Par exemple, lors du premier refus d'asile, une ordonnance est émise immédiatement, et un migrant qui veut devenir réfugié n'aura pas plus de 15 jours pour faire appel. Ceux qui tentent de se soustraire à l'ordre seront mis sur la liste des personnes recherchées. Lorsqu'ils seront détenus, avant d'être expulsés du pays, ces migrants illégaux seront placés dans un camp pour personnes déplacées.
Le ministre de l'Intérieur souhaite que «le préfet veillera à leur rendre la vie impossible, par exemple en s'assurant qu' [ils] ne bénéficient plus de prestations sociales ni de logement social». Mais, alors que Gérald Darmanin déclare de la dureté envers les migrants indésirables, il propose de faire preuve de douceur envers ceux dont l'économie française a besoin. Il est question de ces emplois que peu de gens veulent occuper dans le pays.

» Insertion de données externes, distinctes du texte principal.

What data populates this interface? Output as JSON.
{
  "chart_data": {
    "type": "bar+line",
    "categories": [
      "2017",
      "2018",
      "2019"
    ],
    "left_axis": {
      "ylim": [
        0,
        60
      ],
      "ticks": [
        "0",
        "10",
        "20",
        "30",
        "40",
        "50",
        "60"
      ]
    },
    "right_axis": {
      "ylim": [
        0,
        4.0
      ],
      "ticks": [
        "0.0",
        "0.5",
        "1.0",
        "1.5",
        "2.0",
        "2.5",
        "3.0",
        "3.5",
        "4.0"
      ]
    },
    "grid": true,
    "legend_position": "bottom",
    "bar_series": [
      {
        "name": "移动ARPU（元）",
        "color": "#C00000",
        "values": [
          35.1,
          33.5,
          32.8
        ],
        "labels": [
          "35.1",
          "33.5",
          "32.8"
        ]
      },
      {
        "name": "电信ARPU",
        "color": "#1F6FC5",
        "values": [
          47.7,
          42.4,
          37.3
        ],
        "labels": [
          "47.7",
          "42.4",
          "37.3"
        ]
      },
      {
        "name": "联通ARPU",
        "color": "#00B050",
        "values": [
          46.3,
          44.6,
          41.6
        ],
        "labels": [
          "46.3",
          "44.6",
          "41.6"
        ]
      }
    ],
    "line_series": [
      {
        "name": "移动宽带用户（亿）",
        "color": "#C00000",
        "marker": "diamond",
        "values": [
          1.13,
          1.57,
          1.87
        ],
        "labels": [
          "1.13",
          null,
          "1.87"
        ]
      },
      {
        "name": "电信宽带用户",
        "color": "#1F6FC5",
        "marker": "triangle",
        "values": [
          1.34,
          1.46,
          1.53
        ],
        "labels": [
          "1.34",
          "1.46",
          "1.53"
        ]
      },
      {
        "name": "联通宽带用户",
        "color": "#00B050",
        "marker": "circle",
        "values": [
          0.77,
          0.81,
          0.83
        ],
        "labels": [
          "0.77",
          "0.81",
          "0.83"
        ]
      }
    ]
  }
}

Le chef du ministère de l'Intérieur, avec le ministre du Travail Olivier Dussopt, vont délivrer des permis de séjour spéciaux aux migrants illégaux qui sont déjà dans le pays et qui sont prêts à prendre ces places. Ceux d'entre eux qui travaillent déjà auront la possibilité de légaliser leur situation en entamant le processus eux-mêmes, et pas de la même manière qu'avant, quand cela ne dépendait que de la capacité et de la volonté de l'employeur. Comme le soulignent à juste titre les ministres, souvent les employeurs ne sont intéressés ni par des formalités administratives supplémentaires ni pour que leurs employés reçoivent un statut légal et, par conséquent, de nouveaux droits.
Le gouvernement souhaite, également, introduire davantage le «renouvellement automatique des titres de séjour pluriannuels» pour ceux qui n'ont pas eu de malentendus avec la loi. Gérald Darmanin a tweeté: «En finir avec les files d’attente des étrangers en préfecture».
Pendant ce temps, la gauche jugeait ces propositions insuffisantes. Ils exigent la légalisation complète de tous les migrants illégaux. Et du côté de la droite, cette éventuelle mesure est encore plus vivement critiquée: ils y voient l'intention des autorités de capituler devant le «venez en grand nombre» et de commencer à distribuer des permis de séjour à tous ceux qui sont entrés dans le pays sans autorisation.
Dans la volonté de soutenir l'économie par le recours à la main-d'œuvre des migrants, beaucoup de Français voient une logique tordue. Par exemple, Bruno Retailleau, chef du groupe sénatorial des Républicains, a déclaré «mettre en garde Gérald Darmanin», car «l'immigration n'est plus maîtrisée dans notre pays», rajoutant qu' «il ne pourra pas se contenter d'une réforme cosmétique». «Gérald Darmanin va devenir le ministre des régularisations», a-t-il aussi dénoncé, fustigeant «les mesures qu'il propose» car elles «sont un formidable appel d'air». Bruno Retailleau explique: «En faisant travailler ceux qui n'ont pas encore le droit de rester en France parce que leur droit d'asile ne leur sera pas reconnu, on leur ouvre un deuxième guichet! On crée un titre de séjour sur des métiers en tension, mais tous les métiers en France sont en tension! On ouvre toutes grandes les vannes, c'est un projet de régularisation massive». Pour lui, «le lien entre la délinquance et l'immigration est établi. Il y a cause à effet: migration massive, incontrôlée = un sur-risque d'insécurité».
Le gouvernement se prépare à de nouvelles critiques des deux côtés. Par conséquent, la Première ministre, Elisabeth Borne, souhaite allier «fermeté» et «humanité» et prolonger «les améliorations de la loi asile-immigration».